In spring some frogs and salamanders cross the roads in a Big Night. When the weather warms enough to melt their vernal pools and there’s a good soaking rain, they set out for their home ponds from where they wintered. That’s usually in a log or on a forest floor wrapped in leaf litter. Unfortunately, there’s often a road in the way.*
Likewise In late summer and fall, frogs take advantage of wet weather to reverse their steps. They return to autumn hunting grounds and winter quarters, which again often requires that jaunt across the road.
When I pull in the driveway, I call for my son and we grab raincoats and wellies and headlamps: we’re going out on frog rescue. Our lights illuminate several wood frogs hopping across our road, which is a little odd because the nearest vernal pool is at least 1/4 mile. away They have traversed an entire field of hay and corn to get here.

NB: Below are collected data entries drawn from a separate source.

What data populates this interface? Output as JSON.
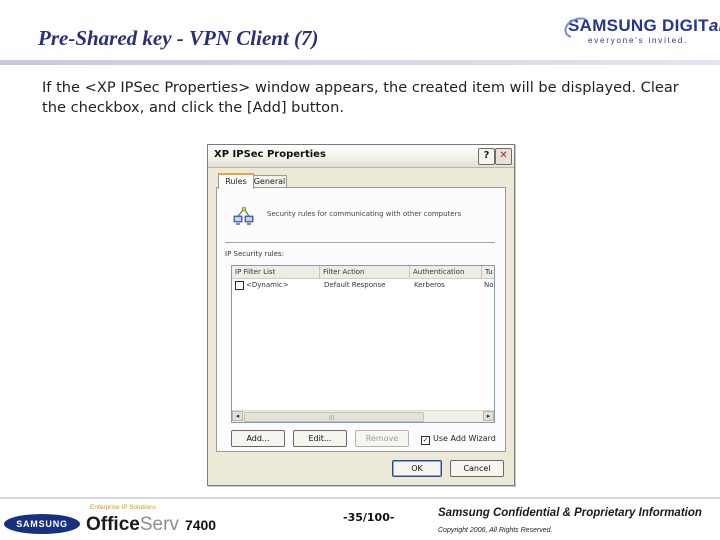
{
  "slide": {
    "title": "Pre-Shared key - VPN Client (7)",
    "instruction": "If the <XP IPSec Properties> window appears, the created item will be displayed. Clear the checkbox, and click the [Add] button."
  },
  "brand": {
    "logo_main": "SAMSUNG DIGIT",
    "logo_main_italic": "all",
    "logo_tagline": "everyone's invited."
  },
  "window": {
    "title": "XP IPSec Properties",
    "help_glyph": "?",
    "close_glyph": "✕",
    "tabs": [
      {
        "label": "Rules",
        "selected": true
      },
      {
        "label": "General",
        "selected": false
      }
    ],
    "description": "Security rules for communicating with other computers",
    "list_label": "IP Security rules:",
    "columns": [
      "IP Filter List",
      "Filter Action",
      "Authentication",
      "Tu"
    ],
    "rows": [
      {
        "checked": false,
        "cells": [
          "<Dynamic>",
          "Default Response",
          "Kerberos",
          "No"
        ]
      }
    ],
    "scroll_left": "◂",
    "scroll_right": "▸",
    "scroll_grip": "|||",
    "buttons": {
      "add": "Add...",
      "edit": "Edit...",
      "remove": "Remove",
      "ok": "OK",
      "cancel": "Cancel"
    },
    "wizard_label": "Use Add Wizard",
    "wizard_checked": true,
    "wizard_check_glyph": "✓"
  },
  "footer": {
    "samsung_logo": "SAMSUNG",
    "product_tagline": "Enterprise IP Solutions",
    "product_name_bold": "Office",
    "product_name_light": "Serv",
    "product_model": "7400",
    "page_number": "-35/100-",
    "confidential": "Samsung Confidential & Proprietary Information",
    "copyright": "Copyright 2006, All Rights Reserved."
  },
  "colors": {
    "title": "#2a2f7a",
    "brand_blue": "#27358f",
    "window_bg": "#ece9d8",
    "tab_highlight": "#f0a33c",
    "close_red": "#b51f1f"
  }
}
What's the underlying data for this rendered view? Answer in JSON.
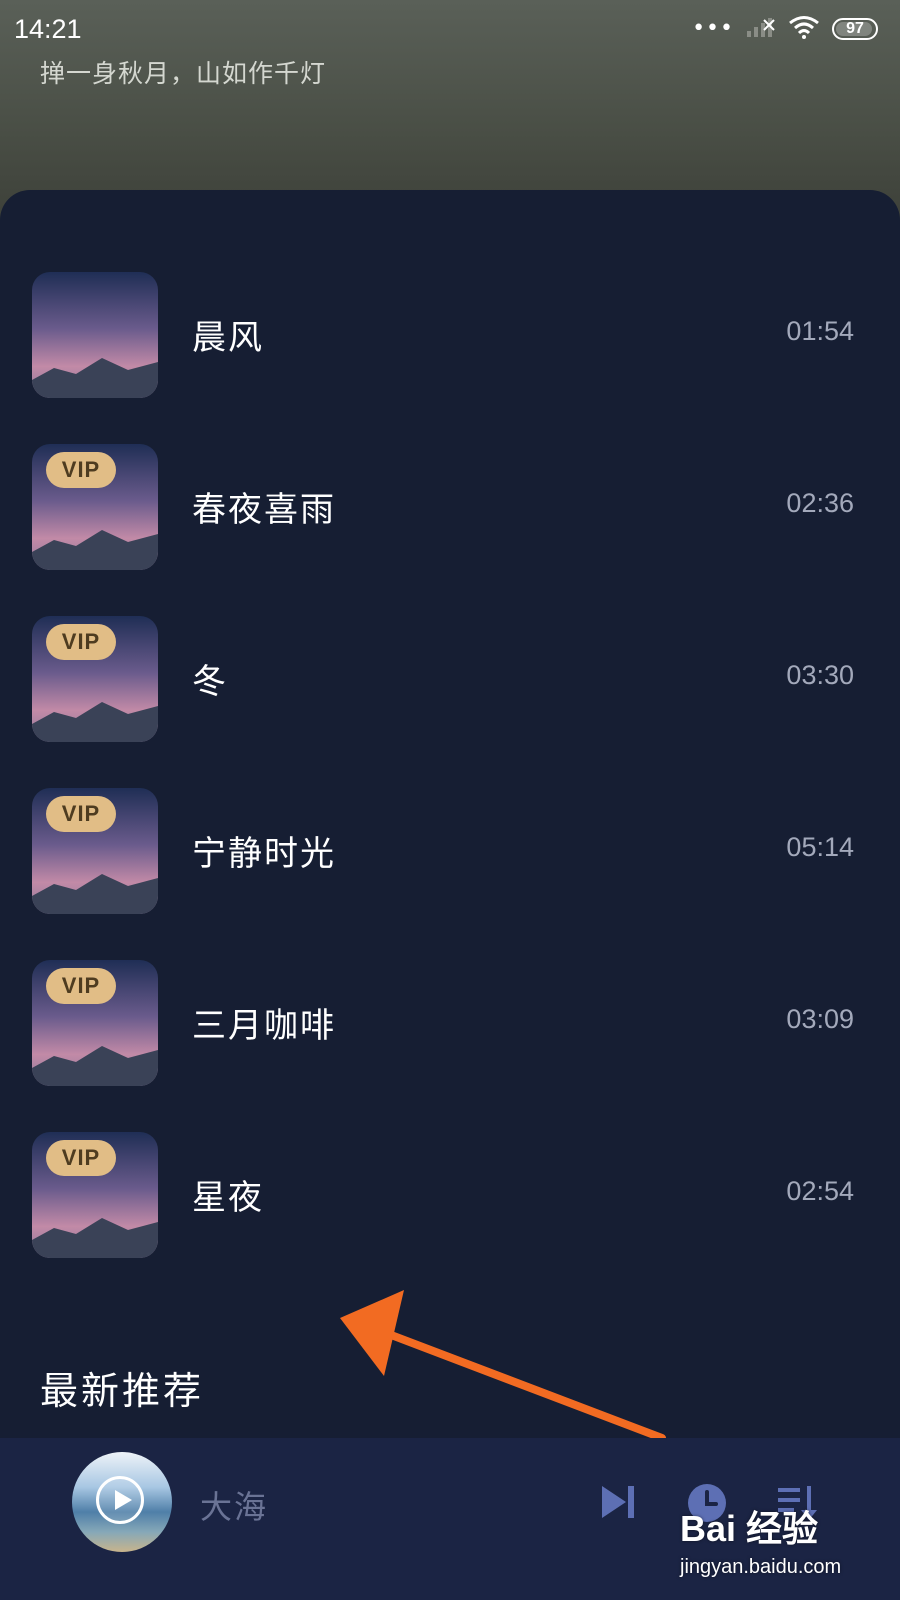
{
  "status_bar": {
    "time": "14:21",
    "battery": "97"
  },
  "header": {
    "subtitle": "掸一身秋月，山如作千灯"
  },
  "tracks": [
    {
      "title": "晨风",
      "duration": "01:54",
      "vip": false
    },
    {
      "title": "春夜喜雨",
      "duration": "02:36",
      "vip": true
    },
    {
      "title": "冬",
      "duration": "03:30",
      "vip": true
    },
    {
      "title": "宁静时光",
      "duration": "05:14",
      "vip": true
    },
    {
      "title": "三月咖啡",
      "duration": "03:09",
      "vip": true
    },
    {
      "title": "星夜",
      "duration": "02:54",
      "vip": true
    }
  ],
  "vip_label": "VIP",
  "section": {
    "heading": "最新推荐"
  },
  "player": {
    "title": "大海"
  },
  "watermark": {
    "brand": "Bai 经验",
    "url": "jingyan.baidu.com"
  },
  "colors": {
    "background": "#161e33",
    "player_bar": "#1b2444",
    "vip_badge": "#e1bd86",
    "arrow": "#f26b22",
    "control_icons": "#5d6fb4"
  },
  "icons": {
    "status": [
      "signal-dots-icon",
      "signal-bars-icon",
      "wifi-icon",
      "battery-icon"
    ],
    "controls": [
      "next-track-icon",
      "timer-icon",
      "playlist-icon"
    ]
  }
}
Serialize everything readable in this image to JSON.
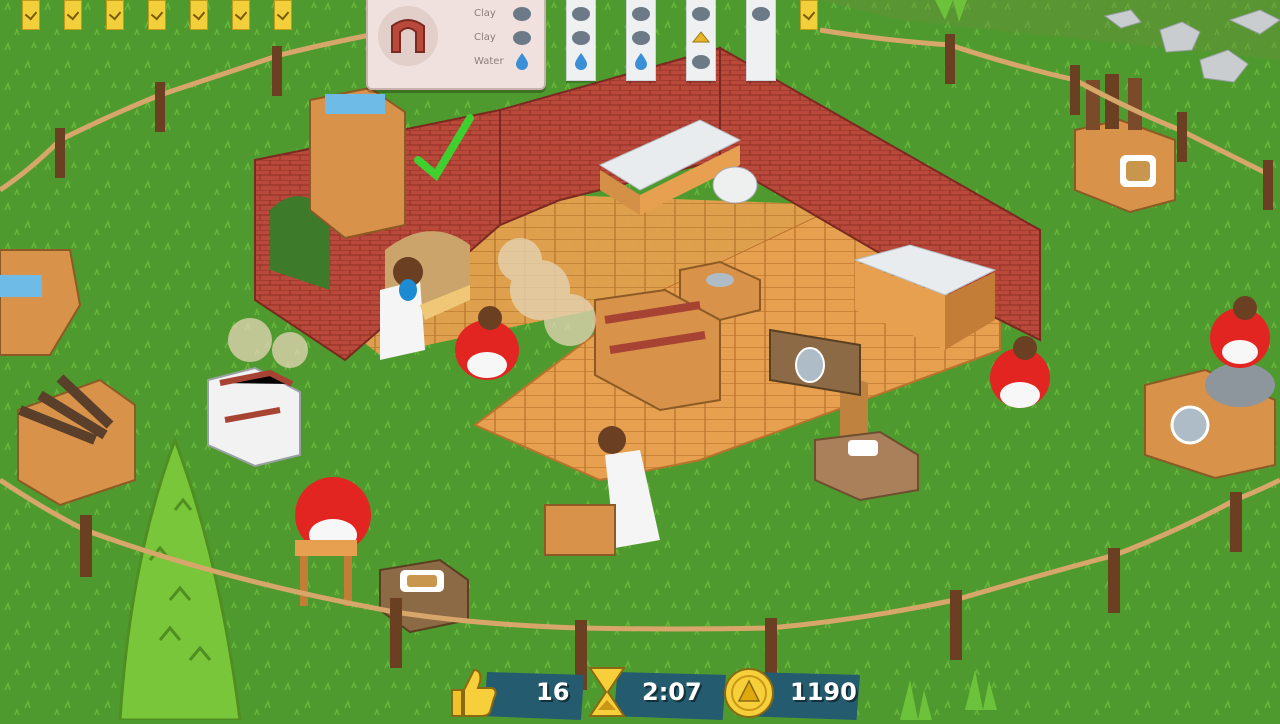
{
  "recipe": {
    "ingredients": [
      {
        "label": "Clay",
        "icon": "clay-icon"
      },
      {
        "label": "Clay",
        "icon": "clay-icon"
      },
      {
        "label": "Water",
        "icon": "water-drop-icon"
      }
    ]
  },
  "orders": [
    {
      "items": [
        "clay-icon",
        "clay-icon",
        "water-drop-icon"
      ]
    },
    {
      "items": [
        "clay-icon",
        "clay-icon",
        "water-drop-icon"
      ]
    },
    {
      "items": [
        "clay-icon",
        "gold-icon",
        "clay-icon"
      ]
    },
    {
      "items": [
        "clay-icon"
      ]
    }
  ],
  "hud": {
    "likes": "16",
    "timer": "2:07",
    "coins": "1190"
  },
  "colors": {
    "grass": "#4f9a2e",
    "brick": "#b9493a",
    "deck": "#e7a04f",
    "hud_panel": "#255b6e",
    "gold": "#f2c22b",
    "worker_red": "#e22521"
  }
}
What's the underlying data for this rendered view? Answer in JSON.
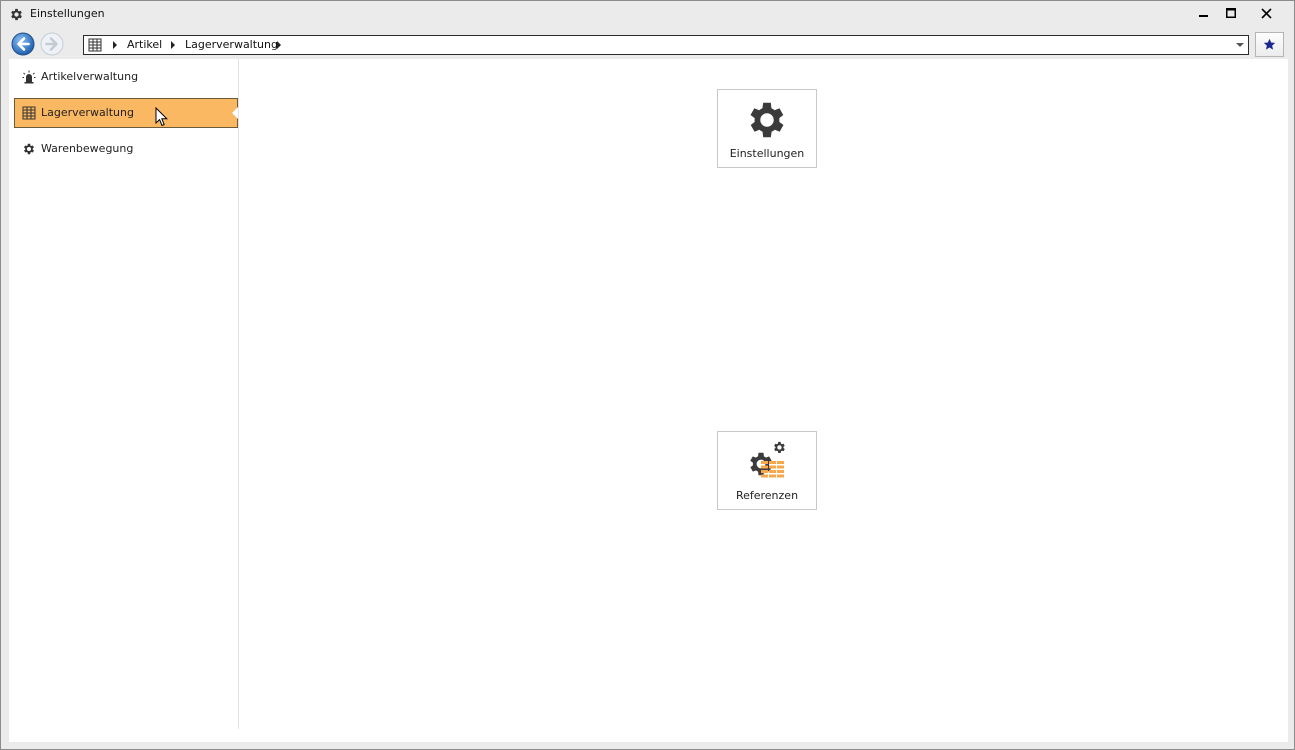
{
  "window": {
    "title": "Einstellungen",
    "title_icon": "gear-icon",
    "controls": [
      "minimize-icon",
      "maximize-icon",
      "close-icon"
    ]
  },
  "navigation": {
    "back_icon": "back-arrow-icon",
    "forward_icon": "forward-arrow-icon",
    "address_icon": "warehouse-icon",
    "breadcrumbs": [
      "Artikel",
      "Lagerverwaltung"
    ],
    "favorite_icon": "star-icon"
  },
  "sidebar": {
    "items": [
      {
        "label": "Artikelverwaltung",
        "icon": "alarm-light-icon",
        "active": false
      },
      {
        "label": "Lagerverwaltung",
        "icon": "warehouse-icon",
        "active": true
      },
      {
        "label": "Warenbewegung",
        "icon": "gear-icon",
        "active": false
      }
    ]
  },
  "tiles": [
    {
      "label": "Einstellungen",
      "icon": "gear-icon"
    },
    {
      "label": "Referenzen",
      "icon": "gears-table-icon"
    }
  ],
  "colors": {
    "active_item": "#fbb862",
    "accent_orange": "#f6a84a",
    "icon_dark": "#3b3b3b",
    "star": "#1a2a8c"
  }
}
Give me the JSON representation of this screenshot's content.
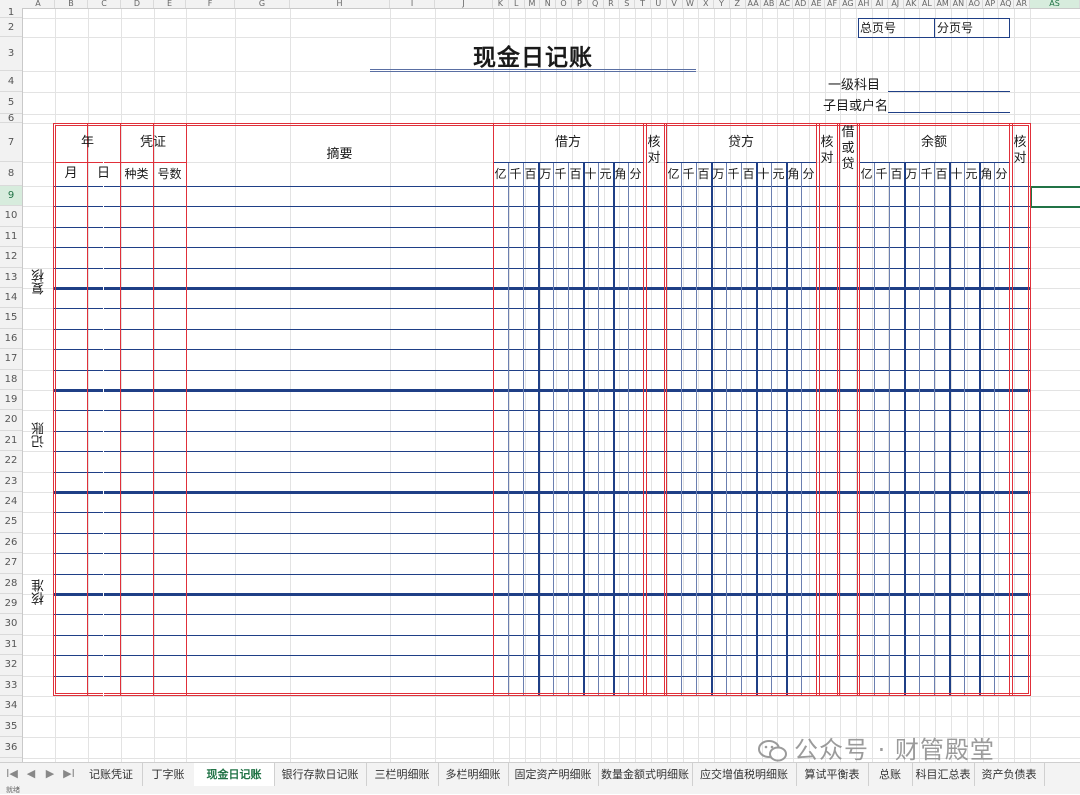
{
  "app": {
    "selected_column": "AS"
  },
  "columns": [
    "A",
    "B",
    "C",
    "D",
    "E",
    "F",
    "G",
    "H",
    "I",
    "J",
    "K",
    "L",
    "M",
    "N",
    "O",
    "P",
    "Q",
    "R",
    "S",
    "T",
    "U",
    "V",
    "W",
    "X",
    "Y",
    "Z",
    "AA",
    "AB",
    "AC",
    "AD",
    "AE",
    "AF",
    "AG",
    "AH",
    "AI",
    "AJ",
    "AK",
    "AL",
    "AM",
    "AN",
    "AO",
    "AP",
    "AQ",
    "AR",
    "AS"
  ],
  "rows": [
    "1",
    "2",
    "3",
    "4",
    "5",
    "6",
    "7",
    "8",
    "9",
    "10",
    "11",
    "12",
    "13",
    "14",
    "15",
    "16",
    "17",
    "18",
    "19",
    "20",
    "21",
    "22",
    "23",
    "24",
    "25",
    "26",
    "27",
    "28",
    "29",
    "30",
    "31",
    "32",
    "33",
    "34",
    "35",
    "36"
  ],
  "selected_row": "9",
  "form": {
    "title": "现金日记账",
    "total_page_label": "总页号",
    "sub_page_label": "分页号",
    "account_label": "一级科目",
    "subaccount_label": "子目或户名",
    "side_labels": [
      "复核",
      "记账",
      "核准"
    ],
    "header": {
      "year": "年",
      "voucher": "凭证",
      "month": "月",
      "day": "日",
      "voucher_type": "种类",
      "voucher_no": "号数",
      "summary": "摘要",
      "debit": "借方",
      "credit": "贷方",
      "balance": "余额",
      "check": "核对",
      "dc": "借或贷",
      "digits": [
        "亿",
        "千",
        "百",
        "万",
        "千",
        "百",
        "十",
        "元",
        "角",
        "分"
      ]
    }
  },
  "tabs": [
    "记账凭证",
    "丁字账",
    "现金日记账",
    "银行存款日记账",
    "三栏明细账",
    "多栏明细账",
    "固定资产明细账",
    "数量金额式明细账",
    "应交增值税明细账",
    "算试平衡表",
    "总账",
    "科目汇总表",
    "资产负债表"
  ],
  "active_tab": "现金日记账",
  "nav_icons": [
    "first-sheet-icon",
    "prev-sheet-icon",
    "next-sheet-icon",
    "last-sheet-icon"
  ],
  "nav_glyphs": [
    "I◀",
    "◀",
    "▶",
    "▶I"
  ],
  "status_text": "就绪",
  "watermark": "公众号 · 财管殿堂",
  "colors": {
    "red": "#e0303a",
    "blue": "#1f3f86",
    "accent": "#217346"
  }
}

We sneak up and encourage them to keep moving. If there’s a car, we pick them up to hurry it along.
Here in central Maine most of the frogs out on the roads are wood frogs and spring peepers. There might be the occasional green, pickerel or leopard frog, but they are aquatic species and don’t like to be far from water. If they’re on the move it’s usually to disperse to other ponds. (Wood frogs and peepers are classified as terrestrial frogs because they actually spend most of their time in the woods. Who knew.)
Tonight, frogs are not the only creatures out and about. Bats are foraging too, swooping low over the road for moths and mosquitoes as they make their way to wintering caves. We’re glad to see them after a summer’s absence–ours seem to have vanished just like everyone else’s. In fact Maine has lost 90 percent of its bat population to white nose fungus, according to Maine Audubon.
For a few minutes we stand in the road and watch as they zoom around and among us. It’s nice to be out with the bats and frogs as we say goodbye to summer. Like these creatures, we’ll also need to hunker down for what’s next.
*Some communities have Big Night events to help safeguard those crossings. Some have even installed tunnels to encourage amphibians and turtles to cross underground.